2017年5月23日(火)の講座
テーマ:リハビリができるまちづくり〜介護保険、理解していますか?〜
講 師:劇団ファットブルーム主宰 高橋宗義さん
日本で、社会の高齢化が問題視されるようになって30〜40年経つといわれます。とても身近で重要な問題なのに、今ひとつピンと来ないという人も多いのではないでしょうか。今日の講座では、超高齢社会のまっただ中で考えておきたい介護のことや、これからの福祉の街づくりについて、日ごろから福祉の仕事にも携わっているという劇団ファットブルーム主宰の高橋宗義さんがお話しくださいました。
まず、毎日のようにテレビや新聞で見聞きする「介護保険」の現状について解説してくれました。
同じ「保険」とついていても、生命保険や自動車の保険などはしっかり説明を聞いて内容を理解して加入し保険金を支払っているのに、介護保険は内容もよくわからず、ただ何となく納めているという人が多いといいます。
急速に進む高齢化に合わせるため、介護保険は2年に一度内容を見直し改定されており、介護保険に密接に関わっている福祉の現場で働く人たちですら、知識が追いつかないこともあるのだとか。
いざ介護保険を利用することになっても、よく分からないまま、担当のケアマネージャー等から言われるがままに利用しているパターンも多いといいます。
一方で、介護保険対象者が急増しているため、受け入れ側もパンク状態。高齢者施設などでは、利用者(高齢者)1人1人に寄り添いたくても寄り添えない、ただケアプランに従って食事やお風呂のケアをしてあげるだけという状態にもなりかねないとか。さらに低賃金重労働といわれる介護職からの離職も増加。財政面でも年々厳しくなり、現場の状況はどんどん悪循環に。
そして今、サービスを受けたくても受けられない、施設に空きがなく待機せざるを得ない、「介護難民」が増えているといいます。
そんな現状を踏まえて、高橋さんが提唱しているのが「PARKコミュニティ構想」です。
市民の憩いの場である「公園」を活用し、「健康」をテーマにした講習会を月1回開催。

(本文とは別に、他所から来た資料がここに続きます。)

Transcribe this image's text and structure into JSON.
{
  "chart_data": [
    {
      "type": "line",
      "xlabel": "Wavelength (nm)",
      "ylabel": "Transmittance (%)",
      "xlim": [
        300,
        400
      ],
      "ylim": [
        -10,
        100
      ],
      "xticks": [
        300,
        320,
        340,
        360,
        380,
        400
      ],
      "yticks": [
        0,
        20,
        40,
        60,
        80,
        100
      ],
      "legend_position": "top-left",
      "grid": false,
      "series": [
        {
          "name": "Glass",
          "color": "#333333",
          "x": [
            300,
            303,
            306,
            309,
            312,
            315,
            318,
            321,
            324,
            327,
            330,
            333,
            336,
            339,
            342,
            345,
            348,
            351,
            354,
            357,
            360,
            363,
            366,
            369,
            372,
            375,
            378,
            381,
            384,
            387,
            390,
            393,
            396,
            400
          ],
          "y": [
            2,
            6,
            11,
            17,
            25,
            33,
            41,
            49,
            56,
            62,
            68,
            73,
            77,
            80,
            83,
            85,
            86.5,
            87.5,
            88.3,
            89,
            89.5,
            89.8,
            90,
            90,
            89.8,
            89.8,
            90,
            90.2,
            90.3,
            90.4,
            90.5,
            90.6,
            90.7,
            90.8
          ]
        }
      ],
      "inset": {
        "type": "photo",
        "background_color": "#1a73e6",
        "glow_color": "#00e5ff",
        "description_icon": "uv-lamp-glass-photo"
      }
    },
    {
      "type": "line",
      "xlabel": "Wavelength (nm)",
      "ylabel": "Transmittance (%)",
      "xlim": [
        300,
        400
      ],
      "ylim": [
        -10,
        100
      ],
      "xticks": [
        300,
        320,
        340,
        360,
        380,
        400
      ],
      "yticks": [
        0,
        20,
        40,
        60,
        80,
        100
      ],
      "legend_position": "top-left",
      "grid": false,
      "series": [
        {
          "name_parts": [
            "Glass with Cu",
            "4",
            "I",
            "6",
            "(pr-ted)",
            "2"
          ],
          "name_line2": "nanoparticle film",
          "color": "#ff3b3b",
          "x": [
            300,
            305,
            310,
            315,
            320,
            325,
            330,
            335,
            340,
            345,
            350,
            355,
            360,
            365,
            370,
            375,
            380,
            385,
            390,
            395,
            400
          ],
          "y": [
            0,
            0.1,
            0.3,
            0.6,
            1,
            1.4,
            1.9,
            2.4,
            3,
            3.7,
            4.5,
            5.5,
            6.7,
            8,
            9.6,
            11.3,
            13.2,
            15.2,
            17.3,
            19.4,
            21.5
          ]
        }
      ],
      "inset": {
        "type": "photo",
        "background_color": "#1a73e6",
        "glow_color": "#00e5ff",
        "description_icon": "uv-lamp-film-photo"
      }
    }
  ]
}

複雑な福祉サービスや介護保険などの知識を身に付けながら、誰に聞けばいいのかわからない悩み事も相談でき、さまざまな情報交換も。人と接することで高齢者の心と脳の活性化にもつながります。さらに人が集まることで地域の安全も高まり、子ども達も安心して公園で遊べ、幅広い世代間での交流も可能に。高齢者福祉をきっかけに、地域活性につなげようという狙いだといいます。このPARKコミュニティ構想についてまとめた冊子が、近々発行される予定だそうです。重く難しい福祉の問題に、一筋の明るい光を見いだせそうな「PARKコミュニティ構想」。そのためにも、私たち一人一人が福祉に関心を持つことが大切なのかもしれません。
受講生の中には福祉関連の仕事に従事されている方もいたようで、介護保険についての質問も飛び出しました。